Professor de língua portuguesa e orientador educacional

Publicado em 18/06/2025

Deram-nos o espelho e vimos um mundo doente

Admirável é o silêncio da parcela lúcida da sociedade que assiste aos distúrbios como se fossem consequências naturais desse padecimento moribundo que nos assola

Em uma sociedade que mostra, em diversos estratos, sinais contundentes de adoecimento nas relações sociais, com exemplos fartos de ódio e de violência sortidos, e com pedidos de socorro explícitos e implícitos, não é de admirar que a educação na escola e nos lares revele, infelizmente, essa mesma faceta patológica. Sobretudo porque família e instituições de ensino estão inseridas no mesmo contrato social enfermiço.

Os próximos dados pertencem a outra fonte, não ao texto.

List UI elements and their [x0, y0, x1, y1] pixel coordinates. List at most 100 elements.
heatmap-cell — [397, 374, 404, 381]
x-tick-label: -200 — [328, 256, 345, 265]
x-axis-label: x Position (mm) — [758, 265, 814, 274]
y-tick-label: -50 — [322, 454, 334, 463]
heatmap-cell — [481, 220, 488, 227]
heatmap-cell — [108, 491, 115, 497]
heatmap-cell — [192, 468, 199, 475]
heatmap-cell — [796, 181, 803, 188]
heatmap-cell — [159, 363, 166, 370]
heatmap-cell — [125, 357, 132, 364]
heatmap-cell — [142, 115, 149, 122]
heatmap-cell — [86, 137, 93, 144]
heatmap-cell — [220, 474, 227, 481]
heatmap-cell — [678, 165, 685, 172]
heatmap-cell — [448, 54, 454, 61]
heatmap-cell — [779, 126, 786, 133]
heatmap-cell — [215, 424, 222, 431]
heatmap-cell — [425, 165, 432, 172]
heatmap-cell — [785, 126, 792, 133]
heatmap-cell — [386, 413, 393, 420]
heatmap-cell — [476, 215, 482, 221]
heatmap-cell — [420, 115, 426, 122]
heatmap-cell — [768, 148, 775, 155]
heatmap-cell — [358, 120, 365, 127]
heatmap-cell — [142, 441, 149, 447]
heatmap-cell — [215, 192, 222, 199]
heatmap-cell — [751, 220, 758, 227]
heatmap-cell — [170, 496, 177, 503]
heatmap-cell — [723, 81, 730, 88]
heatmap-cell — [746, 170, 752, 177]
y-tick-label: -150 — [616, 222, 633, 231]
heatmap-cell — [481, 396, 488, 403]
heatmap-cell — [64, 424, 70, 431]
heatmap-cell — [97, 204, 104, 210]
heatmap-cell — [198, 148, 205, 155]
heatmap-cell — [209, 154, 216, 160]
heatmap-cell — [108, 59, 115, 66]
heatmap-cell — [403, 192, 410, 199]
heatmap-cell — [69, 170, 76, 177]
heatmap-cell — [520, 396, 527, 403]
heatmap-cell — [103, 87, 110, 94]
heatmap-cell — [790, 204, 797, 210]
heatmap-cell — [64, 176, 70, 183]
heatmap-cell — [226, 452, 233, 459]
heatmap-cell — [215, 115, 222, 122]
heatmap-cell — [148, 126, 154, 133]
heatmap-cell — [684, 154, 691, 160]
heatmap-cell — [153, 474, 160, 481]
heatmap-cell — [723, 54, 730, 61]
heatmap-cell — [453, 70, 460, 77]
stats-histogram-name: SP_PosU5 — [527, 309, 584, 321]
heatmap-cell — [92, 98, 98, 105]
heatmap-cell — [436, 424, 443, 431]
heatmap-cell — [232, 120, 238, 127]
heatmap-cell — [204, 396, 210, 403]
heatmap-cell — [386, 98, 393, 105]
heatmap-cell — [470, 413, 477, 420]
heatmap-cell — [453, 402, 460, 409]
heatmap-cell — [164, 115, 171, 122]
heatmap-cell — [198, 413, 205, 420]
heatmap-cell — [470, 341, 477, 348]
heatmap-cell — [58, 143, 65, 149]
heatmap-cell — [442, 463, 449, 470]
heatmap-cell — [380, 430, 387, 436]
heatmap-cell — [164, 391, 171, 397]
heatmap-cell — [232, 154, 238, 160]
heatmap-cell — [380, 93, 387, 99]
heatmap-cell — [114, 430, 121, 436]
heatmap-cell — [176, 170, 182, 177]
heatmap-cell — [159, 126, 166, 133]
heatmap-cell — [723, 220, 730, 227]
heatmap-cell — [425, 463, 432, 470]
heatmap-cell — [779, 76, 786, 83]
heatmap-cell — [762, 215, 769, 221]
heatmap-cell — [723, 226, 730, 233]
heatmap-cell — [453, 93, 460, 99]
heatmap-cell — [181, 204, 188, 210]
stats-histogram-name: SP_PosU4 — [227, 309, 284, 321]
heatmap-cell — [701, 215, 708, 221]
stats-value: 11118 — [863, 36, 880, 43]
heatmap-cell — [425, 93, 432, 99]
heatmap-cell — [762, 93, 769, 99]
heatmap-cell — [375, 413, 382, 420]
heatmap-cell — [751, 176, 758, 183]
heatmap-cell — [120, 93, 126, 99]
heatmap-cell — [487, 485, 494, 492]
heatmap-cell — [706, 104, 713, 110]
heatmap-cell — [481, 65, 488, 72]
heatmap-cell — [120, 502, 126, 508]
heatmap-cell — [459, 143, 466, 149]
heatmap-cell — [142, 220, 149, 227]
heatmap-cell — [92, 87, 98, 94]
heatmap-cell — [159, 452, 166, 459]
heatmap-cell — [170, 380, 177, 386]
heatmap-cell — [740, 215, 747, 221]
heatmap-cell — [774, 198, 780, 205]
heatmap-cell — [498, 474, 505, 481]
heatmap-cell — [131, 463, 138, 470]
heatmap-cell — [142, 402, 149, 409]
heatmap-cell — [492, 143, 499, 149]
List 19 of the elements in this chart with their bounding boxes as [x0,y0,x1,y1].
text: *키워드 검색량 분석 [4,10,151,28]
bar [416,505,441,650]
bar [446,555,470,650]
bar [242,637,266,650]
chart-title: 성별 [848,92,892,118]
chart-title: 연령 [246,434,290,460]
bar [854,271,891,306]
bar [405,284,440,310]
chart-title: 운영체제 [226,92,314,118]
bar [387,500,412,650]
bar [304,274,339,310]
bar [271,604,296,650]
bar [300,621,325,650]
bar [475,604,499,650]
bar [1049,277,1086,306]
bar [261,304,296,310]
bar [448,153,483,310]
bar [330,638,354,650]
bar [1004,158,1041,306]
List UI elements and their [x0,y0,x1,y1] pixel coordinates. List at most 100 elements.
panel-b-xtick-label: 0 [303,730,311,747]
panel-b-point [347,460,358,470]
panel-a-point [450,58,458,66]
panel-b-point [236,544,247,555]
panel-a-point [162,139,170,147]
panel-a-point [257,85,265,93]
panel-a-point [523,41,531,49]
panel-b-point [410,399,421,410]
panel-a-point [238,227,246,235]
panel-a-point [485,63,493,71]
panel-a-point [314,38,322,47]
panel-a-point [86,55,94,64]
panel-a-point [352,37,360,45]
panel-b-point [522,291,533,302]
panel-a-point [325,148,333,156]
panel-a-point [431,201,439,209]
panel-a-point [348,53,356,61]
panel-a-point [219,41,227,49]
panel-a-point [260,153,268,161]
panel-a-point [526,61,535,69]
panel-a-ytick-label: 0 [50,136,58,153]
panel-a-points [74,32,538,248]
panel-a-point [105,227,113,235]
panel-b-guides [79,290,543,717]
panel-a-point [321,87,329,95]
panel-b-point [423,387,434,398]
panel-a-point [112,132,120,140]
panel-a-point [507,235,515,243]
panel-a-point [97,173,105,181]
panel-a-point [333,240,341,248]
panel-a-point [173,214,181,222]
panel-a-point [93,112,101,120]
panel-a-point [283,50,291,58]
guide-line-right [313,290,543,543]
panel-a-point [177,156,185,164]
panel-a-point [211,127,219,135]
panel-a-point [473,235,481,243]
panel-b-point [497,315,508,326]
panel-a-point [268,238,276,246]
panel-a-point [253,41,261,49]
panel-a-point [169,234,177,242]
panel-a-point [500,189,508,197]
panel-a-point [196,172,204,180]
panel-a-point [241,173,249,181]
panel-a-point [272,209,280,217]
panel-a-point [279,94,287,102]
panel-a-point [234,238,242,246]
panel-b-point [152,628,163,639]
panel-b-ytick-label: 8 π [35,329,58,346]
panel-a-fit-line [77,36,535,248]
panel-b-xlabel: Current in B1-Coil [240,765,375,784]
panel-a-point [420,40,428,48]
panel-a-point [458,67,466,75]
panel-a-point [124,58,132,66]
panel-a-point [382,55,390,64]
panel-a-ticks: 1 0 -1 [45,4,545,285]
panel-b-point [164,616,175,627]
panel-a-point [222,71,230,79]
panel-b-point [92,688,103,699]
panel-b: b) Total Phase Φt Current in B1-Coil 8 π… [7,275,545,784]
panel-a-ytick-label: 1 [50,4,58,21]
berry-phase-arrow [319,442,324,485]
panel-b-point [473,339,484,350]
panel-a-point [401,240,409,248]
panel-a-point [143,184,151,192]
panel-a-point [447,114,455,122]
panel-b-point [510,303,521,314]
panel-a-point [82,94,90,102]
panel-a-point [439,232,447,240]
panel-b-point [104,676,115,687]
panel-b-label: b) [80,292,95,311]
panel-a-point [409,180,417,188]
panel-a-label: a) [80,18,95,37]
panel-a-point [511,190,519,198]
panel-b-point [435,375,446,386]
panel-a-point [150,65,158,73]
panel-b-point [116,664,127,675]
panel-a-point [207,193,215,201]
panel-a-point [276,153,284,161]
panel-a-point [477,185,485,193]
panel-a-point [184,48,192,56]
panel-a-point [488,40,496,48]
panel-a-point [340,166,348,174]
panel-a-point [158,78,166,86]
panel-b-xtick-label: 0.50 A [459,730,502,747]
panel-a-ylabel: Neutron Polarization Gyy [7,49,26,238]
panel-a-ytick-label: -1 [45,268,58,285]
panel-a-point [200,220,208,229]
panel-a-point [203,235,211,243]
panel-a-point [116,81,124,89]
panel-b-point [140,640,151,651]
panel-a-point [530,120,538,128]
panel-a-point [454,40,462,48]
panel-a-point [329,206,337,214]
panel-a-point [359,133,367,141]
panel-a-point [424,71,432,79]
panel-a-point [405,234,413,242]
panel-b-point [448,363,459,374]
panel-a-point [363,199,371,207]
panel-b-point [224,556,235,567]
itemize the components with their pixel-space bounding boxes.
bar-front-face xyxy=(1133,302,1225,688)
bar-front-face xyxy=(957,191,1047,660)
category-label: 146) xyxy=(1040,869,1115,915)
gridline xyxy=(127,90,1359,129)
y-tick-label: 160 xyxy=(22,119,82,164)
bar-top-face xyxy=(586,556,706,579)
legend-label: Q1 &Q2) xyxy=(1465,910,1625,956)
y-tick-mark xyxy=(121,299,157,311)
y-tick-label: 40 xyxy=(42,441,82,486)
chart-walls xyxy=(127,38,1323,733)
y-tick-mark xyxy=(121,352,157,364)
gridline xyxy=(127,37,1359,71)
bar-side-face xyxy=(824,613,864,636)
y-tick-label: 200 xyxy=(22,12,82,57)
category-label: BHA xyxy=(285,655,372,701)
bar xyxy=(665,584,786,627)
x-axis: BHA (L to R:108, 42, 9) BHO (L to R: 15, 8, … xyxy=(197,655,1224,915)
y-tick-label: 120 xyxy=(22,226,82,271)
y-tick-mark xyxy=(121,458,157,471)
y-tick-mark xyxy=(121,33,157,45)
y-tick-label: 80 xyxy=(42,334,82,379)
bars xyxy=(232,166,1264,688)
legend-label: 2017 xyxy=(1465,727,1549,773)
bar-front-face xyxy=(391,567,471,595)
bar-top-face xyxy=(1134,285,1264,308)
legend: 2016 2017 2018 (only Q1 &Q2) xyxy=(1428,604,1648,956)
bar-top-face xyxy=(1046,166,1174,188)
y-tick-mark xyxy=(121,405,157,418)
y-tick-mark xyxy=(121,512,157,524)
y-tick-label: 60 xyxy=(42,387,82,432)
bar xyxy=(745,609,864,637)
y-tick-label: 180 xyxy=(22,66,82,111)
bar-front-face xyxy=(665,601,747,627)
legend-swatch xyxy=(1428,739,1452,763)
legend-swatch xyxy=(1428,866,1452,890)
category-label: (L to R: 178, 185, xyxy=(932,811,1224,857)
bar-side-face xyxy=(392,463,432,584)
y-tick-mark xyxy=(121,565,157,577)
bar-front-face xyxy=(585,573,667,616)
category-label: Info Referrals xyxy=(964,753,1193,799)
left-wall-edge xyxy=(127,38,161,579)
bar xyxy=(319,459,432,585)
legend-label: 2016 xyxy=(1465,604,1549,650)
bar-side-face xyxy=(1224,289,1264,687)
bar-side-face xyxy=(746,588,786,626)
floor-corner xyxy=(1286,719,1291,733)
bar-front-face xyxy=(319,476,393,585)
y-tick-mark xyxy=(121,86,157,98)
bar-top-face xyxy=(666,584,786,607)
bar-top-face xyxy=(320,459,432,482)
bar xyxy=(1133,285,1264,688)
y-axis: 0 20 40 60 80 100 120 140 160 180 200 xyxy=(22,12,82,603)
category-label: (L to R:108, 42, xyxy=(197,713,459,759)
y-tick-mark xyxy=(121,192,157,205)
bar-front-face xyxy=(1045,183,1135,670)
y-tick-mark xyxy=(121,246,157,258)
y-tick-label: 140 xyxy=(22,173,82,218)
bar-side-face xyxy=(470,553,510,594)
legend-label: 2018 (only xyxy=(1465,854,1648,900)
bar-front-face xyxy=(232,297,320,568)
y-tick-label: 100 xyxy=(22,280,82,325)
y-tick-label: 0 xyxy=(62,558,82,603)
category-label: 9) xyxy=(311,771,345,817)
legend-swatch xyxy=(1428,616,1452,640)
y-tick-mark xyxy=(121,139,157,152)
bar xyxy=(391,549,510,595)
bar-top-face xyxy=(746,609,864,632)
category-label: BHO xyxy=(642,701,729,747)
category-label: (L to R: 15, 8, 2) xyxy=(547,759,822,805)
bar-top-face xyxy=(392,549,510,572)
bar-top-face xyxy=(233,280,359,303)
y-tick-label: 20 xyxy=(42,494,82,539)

Admirável é o silêncio da parcela lúcida da sociedade que assiste aos distúrbios como se fossem consequências naturais desse padecimento moribundo que nos assola. Ao invés da mobilização republicana, o que se nota é uma adaptação trôpega e triste à patologia alastrante.

E quase tudo vira meme e humor, o que não deixa de ser também sintomática essa escolha por uma saída de risos nervosos e conformados. Haja vista a repercussão e a viralização dos vídeos dos ótimos humoristas do Porta dos Fundos e Embrulha pra Viagem, entre eles, Diogo Almeida, que destilam — de forma humorada e ácida, para quem tem olhos de ver — as mazelas educacionais, geracionais e sociais em suas esquetes virtuais e apresentações ao vivo. Reafirmam a máxima latina castigat ridendo mores (rindo castigam-se os costumes).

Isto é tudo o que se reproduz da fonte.